Es scheint mir deutlich, daß die Fragen der Unionsurkunde erstens nicht auf die Auseinandersetzung mit der katholischen Kirche zielen. Alle Formen einer Transsubstantiationslehre sind durch Frage 5 abgeklärt, ohne daß der entsprechende evangelisch-katholische Disput eigens erwähnt wird. Zweitens wird das Bemühen deutlich, die Abendmahlsliturgie jenseits konfessioneller Streitigkeiten am Neuen Testament selbst zu orientieren. Diese Schriftorientierung, die höher steht als die Verbindlichkeit der reformatorischen Bekenntnisschriften, wurde durch die so genannte Authentische Interpretation[2] von 1855 nochmals bekräftigt. Die Unionsurkunde legt drittens einen sehr starken Akzent auf Vorbereitung und Teilnahme. Sie fragt danach, was die Glaubenden tun können, um Brot und Wein „würdig“ zu empfangen. Dem sind von Frage 4 bis 8 zwei Drittel des Textes gewidmet. Die Frage nach der Präsenz Christi in Brot und Wein tritt demgegenüber zurück, der Ausdruck der „Realpräsenz“ fällt gar nicht erst. In Aufnahme aufgeklärter Vernunfttheologie (Neologie) werden – viertens - metaphysische Spekulationen völlig abgelehnt (Frage 5). Es ist nach meiner Überzeugung auch kein Zufall, daß die Urkunde die Abendmahlstheologie in Gestalt von Katechismusfragen geregelt hat, weil sie dadurch zeigt, daß ihr daran gelegen ist, wie die Glaubenden und Teilnehmer der Gottesdienste die Feier des Abendmahls theologisch, liturgisch und exegetisch verstehen und mitvollziehen können. Wer so gestaltete gottesdienstliche Feiern trotzdem aus Gewissensgründen nicht mitvollziehen kann, der ist an das Studium der biblischen Texte zurückverwiesen.

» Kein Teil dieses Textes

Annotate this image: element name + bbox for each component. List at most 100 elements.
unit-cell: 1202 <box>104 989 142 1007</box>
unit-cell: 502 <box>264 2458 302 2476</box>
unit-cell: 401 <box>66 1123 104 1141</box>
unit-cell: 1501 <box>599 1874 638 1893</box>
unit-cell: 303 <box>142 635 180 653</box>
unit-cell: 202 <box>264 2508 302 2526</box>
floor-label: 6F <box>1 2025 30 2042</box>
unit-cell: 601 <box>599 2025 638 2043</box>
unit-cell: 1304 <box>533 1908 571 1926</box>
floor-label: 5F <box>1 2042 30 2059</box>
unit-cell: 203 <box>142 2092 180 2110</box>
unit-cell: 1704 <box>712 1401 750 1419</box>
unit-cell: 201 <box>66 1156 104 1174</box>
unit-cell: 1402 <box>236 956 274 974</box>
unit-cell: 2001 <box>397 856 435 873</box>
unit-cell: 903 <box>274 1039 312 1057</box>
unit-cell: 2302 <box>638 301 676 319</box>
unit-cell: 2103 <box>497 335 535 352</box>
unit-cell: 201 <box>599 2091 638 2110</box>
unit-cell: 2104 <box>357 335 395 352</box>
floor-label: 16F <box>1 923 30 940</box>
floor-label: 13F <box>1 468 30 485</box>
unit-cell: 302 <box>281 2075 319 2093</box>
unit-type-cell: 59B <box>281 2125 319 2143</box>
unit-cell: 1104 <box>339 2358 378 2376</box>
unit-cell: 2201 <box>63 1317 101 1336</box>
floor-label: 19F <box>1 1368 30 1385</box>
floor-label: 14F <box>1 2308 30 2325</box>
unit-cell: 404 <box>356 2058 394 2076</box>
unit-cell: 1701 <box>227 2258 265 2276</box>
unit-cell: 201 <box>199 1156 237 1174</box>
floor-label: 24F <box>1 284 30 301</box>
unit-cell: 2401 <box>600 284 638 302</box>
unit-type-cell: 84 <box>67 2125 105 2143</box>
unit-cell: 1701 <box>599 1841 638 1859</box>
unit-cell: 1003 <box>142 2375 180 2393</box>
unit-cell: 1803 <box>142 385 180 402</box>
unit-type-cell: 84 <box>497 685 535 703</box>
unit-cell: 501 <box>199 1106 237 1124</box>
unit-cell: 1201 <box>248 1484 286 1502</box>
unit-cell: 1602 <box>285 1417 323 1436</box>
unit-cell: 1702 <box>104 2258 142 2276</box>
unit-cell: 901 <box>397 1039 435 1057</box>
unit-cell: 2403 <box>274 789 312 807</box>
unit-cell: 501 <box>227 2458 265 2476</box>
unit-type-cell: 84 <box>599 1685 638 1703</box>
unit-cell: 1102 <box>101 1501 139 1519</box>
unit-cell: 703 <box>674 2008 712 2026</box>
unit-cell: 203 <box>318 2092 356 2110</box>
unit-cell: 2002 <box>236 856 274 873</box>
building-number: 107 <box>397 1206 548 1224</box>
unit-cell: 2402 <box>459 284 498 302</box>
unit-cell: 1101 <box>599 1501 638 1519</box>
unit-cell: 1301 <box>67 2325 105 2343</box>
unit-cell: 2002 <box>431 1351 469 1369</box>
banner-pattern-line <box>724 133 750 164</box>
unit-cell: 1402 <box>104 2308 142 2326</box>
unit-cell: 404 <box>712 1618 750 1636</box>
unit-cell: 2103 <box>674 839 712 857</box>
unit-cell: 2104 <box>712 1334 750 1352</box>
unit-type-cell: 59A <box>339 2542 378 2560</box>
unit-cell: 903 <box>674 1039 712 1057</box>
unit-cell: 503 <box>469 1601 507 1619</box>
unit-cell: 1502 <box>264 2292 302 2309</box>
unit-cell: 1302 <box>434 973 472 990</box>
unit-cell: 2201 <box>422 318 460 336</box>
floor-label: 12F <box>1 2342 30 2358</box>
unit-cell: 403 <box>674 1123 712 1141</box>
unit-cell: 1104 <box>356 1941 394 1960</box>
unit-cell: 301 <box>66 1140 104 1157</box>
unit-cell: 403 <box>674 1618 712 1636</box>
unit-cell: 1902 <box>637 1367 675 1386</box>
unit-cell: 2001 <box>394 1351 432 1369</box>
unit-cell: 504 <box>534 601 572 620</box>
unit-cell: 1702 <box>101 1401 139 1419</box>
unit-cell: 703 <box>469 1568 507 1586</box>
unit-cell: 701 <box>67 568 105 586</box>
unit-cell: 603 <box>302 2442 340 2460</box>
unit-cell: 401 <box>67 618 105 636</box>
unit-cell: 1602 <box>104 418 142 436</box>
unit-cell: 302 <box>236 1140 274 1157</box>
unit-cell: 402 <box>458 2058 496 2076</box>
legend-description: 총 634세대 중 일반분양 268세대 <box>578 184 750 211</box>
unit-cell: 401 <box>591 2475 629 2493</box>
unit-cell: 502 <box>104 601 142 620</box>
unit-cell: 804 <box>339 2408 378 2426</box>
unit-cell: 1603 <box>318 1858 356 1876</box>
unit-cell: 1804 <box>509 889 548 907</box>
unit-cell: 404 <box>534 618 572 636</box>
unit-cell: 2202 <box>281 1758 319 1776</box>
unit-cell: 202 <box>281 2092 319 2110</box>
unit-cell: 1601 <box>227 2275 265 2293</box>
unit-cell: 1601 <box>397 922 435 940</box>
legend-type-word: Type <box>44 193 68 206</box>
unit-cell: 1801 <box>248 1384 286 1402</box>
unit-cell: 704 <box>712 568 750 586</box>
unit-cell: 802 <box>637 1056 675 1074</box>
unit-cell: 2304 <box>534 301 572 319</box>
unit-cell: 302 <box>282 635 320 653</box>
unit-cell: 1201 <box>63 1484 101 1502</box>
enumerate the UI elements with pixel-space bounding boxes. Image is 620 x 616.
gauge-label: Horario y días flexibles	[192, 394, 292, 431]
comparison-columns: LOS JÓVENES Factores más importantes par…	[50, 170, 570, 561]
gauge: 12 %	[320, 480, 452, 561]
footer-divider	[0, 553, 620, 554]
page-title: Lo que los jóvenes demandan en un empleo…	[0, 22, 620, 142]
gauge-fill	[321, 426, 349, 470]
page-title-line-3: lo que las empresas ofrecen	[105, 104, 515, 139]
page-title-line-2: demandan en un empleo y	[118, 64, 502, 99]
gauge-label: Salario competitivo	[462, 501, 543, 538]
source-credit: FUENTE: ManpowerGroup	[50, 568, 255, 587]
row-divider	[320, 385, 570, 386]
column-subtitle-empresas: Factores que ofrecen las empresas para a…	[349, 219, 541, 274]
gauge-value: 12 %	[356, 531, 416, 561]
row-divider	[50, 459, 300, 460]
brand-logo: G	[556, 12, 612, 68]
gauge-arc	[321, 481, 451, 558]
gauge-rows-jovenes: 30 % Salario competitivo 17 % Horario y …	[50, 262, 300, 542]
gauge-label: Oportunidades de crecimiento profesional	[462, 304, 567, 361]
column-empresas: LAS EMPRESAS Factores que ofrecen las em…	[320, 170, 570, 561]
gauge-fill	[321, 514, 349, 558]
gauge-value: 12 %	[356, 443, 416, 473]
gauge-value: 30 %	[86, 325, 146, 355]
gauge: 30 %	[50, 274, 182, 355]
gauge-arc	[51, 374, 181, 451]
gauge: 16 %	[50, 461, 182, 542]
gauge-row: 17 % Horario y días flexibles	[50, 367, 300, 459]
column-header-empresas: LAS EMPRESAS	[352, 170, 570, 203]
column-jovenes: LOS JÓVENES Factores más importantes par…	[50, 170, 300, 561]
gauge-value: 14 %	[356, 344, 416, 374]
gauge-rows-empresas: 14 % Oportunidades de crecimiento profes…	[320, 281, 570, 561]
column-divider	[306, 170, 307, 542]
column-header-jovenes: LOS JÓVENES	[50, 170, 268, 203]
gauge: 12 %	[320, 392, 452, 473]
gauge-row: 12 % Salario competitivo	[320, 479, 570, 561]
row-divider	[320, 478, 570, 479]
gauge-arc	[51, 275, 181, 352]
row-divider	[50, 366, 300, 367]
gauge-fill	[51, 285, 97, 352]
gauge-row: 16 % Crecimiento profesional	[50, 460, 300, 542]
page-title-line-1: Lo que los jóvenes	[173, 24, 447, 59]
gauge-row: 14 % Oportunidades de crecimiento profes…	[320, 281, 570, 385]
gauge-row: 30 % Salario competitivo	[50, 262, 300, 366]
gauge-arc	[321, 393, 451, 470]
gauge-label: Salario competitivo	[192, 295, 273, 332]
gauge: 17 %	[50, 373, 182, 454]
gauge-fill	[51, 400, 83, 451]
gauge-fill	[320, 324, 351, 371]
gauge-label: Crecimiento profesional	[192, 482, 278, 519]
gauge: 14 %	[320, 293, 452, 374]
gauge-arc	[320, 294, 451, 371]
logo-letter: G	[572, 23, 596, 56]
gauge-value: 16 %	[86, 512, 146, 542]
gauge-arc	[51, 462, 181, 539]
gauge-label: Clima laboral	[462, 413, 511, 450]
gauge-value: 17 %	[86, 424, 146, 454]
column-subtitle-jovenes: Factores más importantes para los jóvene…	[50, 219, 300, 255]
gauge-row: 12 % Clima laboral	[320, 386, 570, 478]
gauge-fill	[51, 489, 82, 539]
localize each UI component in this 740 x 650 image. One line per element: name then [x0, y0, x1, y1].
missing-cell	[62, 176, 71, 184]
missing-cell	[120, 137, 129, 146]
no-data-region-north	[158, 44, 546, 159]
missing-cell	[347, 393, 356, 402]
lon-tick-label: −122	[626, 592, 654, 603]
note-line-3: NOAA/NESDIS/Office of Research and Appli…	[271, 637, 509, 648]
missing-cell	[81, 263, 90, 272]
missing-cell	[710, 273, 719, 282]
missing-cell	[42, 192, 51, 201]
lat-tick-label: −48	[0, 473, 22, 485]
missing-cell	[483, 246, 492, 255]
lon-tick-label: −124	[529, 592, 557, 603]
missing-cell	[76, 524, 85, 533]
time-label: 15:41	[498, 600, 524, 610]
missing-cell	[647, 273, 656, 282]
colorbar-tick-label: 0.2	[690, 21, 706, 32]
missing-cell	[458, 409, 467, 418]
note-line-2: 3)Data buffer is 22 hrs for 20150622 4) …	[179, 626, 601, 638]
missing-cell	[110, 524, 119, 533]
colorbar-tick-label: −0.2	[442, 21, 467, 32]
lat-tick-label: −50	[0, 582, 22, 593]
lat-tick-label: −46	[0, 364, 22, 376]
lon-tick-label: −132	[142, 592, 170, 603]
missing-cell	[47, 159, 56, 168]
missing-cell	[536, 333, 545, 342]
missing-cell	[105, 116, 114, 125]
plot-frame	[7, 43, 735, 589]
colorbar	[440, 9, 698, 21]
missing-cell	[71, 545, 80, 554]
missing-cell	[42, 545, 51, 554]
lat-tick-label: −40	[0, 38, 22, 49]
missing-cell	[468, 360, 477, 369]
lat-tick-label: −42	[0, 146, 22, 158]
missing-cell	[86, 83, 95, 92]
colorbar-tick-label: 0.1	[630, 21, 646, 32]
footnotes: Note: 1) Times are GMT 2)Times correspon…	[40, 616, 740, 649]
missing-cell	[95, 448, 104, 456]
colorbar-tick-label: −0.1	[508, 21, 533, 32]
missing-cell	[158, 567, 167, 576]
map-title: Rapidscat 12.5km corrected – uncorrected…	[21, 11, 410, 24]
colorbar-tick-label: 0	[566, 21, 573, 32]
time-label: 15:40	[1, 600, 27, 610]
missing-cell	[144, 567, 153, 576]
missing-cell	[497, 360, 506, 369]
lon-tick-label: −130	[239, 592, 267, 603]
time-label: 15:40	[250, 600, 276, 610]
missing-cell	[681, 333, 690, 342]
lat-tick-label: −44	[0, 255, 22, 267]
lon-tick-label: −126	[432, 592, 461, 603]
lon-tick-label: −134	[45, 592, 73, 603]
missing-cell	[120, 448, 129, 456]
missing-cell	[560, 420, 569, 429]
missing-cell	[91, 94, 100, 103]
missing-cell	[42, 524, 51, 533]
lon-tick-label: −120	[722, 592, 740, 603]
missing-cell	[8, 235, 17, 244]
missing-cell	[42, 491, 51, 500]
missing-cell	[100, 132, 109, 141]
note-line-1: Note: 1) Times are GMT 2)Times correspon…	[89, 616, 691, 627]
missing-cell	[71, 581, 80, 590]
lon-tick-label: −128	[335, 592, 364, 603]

In der Kritik an solchen Bekenntnisunionen hat man immer wieder darauf verwiesen, daß damit auch in solchen Abendmahlsbestimmungen die Bekenntnistheologie nicht eindeutig festgelegt sei und damit Raum lasse für unterschiedliche, in diesem Fall reformierte und lutherische Positionen. Das aber könnte sich, vor dem Hintergrund der gegenwärtigen Diskussionen gerade als ein Vorteil erweisen. Die Kritiker wären zu fragen, ob solch eine eindeutige theologische Abendmahlslehre – ohne Interpretationsspielraum – überhaupt möglich und wünschenswert ist.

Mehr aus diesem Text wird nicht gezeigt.